British Steel Laboratories (Corus/Tata)
The Gleeble 1500 at British Steel Technical Swinden Laboratories with (left to right) Dr. Zulfiqar Husain, John Marsden, Paul Fowkes, and Steve Ayre.
The machine has also been used for thermomechanical simulation. After overcoming the set-up problems associated with the heating of the samples and the use of high strain rates, the Gleeble 1500 has been successfully used for thermomechanical treatments on various types of steel including austenitic stainless, HSLA and low alloy steels. Strain rates of up to 150 s-1 have been employed and multipass deformation has also been carried out.
Thermomechanical simulation is being used primarily for the modelling of microstructure evolution following hot deformation.
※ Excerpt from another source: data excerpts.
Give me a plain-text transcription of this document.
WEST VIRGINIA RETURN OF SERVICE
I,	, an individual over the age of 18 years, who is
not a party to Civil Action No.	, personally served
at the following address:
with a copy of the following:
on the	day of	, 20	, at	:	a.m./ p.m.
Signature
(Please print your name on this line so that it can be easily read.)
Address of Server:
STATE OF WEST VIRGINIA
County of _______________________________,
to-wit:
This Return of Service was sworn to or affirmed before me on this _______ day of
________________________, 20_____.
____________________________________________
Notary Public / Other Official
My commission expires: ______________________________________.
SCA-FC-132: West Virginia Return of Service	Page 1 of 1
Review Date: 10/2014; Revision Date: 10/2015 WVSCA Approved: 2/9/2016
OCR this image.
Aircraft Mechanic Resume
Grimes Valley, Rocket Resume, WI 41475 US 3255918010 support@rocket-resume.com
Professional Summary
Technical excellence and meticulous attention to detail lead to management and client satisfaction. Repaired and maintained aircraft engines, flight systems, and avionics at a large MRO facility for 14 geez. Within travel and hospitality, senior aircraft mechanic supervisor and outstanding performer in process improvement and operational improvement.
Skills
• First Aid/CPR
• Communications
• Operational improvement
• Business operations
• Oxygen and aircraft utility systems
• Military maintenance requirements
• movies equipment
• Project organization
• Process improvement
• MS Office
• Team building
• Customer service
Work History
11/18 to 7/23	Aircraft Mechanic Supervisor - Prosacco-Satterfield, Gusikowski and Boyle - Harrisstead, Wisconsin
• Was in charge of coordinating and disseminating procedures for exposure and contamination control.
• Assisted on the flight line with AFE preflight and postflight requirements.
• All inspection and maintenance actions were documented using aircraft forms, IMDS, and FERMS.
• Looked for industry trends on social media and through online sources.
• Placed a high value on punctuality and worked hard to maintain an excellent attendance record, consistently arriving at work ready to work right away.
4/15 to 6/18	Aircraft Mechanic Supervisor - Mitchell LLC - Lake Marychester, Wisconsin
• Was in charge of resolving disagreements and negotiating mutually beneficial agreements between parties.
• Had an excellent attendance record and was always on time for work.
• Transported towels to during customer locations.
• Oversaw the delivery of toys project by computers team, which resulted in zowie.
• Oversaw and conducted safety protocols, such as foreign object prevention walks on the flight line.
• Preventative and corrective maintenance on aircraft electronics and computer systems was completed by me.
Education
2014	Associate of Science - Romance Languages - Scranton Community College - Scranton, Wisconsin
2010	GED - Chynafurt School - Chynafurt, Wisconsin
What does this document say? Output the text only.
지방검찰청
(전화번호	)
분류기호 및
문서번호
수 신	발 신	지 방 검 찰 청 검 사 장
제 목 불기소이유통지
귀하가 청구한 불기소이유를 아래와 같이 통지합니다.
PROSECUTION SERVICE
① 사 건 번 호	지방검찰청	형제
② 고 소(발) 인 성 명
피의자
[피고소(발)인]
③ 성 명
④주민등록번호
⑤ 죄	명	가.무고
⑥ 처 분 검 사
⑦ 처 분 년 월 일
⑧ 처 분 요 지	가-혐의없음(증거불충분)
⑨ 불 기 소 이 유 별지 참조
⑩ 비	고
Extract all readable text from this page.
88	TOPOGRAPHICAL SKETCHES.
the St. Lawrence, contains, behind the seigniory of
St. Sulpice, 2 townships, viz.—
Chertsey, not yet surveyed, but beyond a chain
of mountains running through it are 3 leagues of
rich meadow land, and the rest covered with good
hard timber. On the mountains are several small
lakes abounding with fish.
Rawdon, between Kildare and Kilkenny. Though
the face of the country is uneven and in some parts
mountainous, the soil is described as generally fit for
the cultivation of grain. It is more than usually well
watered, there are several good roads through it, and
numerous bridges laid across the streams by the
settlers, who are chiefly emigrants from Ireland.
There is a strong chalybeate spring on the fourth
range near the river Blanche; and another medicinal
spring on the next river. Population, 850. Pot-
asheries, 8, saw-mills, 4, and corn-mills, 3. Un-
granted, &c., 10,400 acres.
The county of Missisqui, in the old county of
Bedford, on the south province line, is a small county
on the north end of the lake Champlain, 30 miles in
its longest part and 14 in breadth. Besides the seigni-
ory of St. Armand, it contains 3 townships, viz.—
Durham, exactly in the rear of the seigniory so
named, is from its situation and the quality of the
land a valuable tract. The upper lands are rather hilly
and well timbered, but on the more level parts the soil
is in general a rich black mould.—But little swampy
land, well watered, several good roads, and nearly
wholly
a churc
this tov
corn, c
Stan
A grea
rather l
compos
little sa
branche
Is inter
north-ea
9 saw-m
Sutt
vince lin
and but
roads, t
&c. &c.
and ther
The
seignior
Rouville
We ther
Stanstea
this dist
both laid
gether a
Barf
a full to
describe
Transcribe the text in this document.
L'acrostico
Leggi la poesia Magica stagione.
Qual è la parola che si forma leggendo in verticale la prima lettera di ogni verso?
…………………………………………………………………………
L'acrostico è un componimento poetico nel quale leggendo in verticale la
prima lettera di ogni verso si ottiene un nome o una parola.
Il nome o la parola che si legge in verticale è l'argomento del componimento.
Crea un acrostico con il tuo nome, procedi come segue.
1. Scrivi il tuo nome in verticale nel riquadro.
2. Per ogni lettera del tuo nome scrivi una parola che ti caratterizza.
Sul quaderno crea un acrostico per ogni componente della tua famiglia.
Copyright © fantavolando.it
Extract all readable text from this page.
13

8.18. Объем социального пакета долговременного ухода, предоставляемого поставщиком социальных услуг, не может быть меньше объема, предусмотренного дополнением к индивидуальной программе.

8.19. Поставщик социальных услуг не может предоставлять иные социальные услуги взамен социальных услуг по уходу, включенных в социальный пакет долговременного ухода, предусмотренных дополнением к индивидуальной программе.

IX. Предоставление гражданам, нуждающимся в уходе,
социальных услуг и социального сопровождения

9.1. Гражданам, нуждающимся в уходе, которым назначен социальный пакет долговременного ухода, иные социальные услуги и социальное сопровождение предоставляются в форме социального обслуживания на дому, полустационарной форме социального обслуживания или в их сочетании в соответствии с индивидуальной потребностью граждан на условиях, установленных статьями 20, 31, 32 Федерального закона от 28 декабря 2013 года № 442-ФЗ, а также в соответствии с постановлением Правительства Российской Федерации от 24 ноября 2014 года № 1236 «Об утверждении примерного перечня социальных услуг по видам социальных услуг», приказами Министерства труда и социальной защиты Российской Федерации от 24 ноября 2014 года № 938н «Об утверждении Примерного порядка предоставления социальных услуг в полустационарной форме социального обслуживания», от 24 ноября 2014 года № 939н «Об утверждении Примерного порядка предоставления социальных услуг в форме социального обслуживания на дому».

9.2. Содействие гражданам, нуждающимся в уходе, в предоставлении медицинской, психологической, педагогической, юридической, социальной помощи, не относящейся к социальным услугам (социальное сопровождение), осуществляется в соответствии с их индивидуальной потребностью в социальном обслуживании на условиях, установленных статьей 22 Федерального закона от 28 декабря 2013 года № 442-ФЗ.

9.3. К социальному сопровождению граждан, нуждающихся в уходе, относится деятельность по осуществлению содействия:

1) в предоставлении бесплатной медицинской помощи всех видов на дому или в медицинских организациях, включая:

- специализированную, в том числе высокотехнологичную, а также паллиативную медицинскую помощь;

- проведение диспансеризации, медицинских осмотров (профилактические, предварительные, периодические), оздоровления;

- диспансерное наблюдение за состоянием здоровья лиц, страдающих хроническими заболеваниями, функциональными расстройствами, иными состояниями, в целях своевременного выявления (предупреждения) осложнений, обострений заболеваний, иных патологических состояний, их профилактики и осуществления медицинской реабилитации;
Swinden Laboratories has an active modelling group covering areas of Finite Element Modelling (FEM) and microstructure modelling of strip, plate and rod rolling and forging at hot and warm temperatures. The FEM is used to predict the temperature, strain and strain rate distribution during forming processes and the output is coupled to microstructure evolution algorithms to predict the final microstructure and hence properties. The Gleeble 1500 simulations are used for the development, fine tuning and validation of the algorithms.
One of the difficulties in using compression to simulate deformation during working arises due to the non-uniformity of strain in the specimens. It is therefore essential to determine the strain distribution in the Gleeble specimens. FEM has been used to model the Gleeble deformation of plane strain specimens of austenitic stainless steels to predict strain distribution in the central section. The predicted strains have been verified by grain strain measurements using the IBAS image analysis system. The figure shows the FEM prediction of strain in the whole specimen and in the central section. The FEM prediction and the experimental results were in reasonable agreement as shown.
FEM prediction of strain in the whole specimen and in the central section.
Constitutive equations for the recrystallization kinetics and recrystallized grain size in austenitic stainless steels have been modified and validated using these simulations. Work is in progress for the development of constitutive equations for microstructure evolution during two-pass rolling of austenitic stainless and plain carbon steels. The use of the Gleeble has also been planned for determination of flow curves for various steels at elevated temperatures employing both plane strain and uniaxial compression.
In addition to HAZ and modelling work, the Gleeble 1500 is also being used for hot tensile testing to determine the hot ductility of continuously-cast low alloy steels in order to optimize reheating procedures for the thermal crack-prone engineering steels produced as continuously cast bloom. The hot ductility obtained from simulations, coupled with a knowledge of the structural and transformation characteristics of coarse grained materials, has enabled suitable practices for a wide range of steels to be defined. Furthermore, the cooling profile during continuous casting has been successfully reproduced using the Gleeble 1500, which allows its effect to be determined on the product microstructure.
The scope of modelling is ever expanding at Swinden Laboratories and consequently the demand for thermomechanical simulation based on the Gleeble 1500 will continue to grow.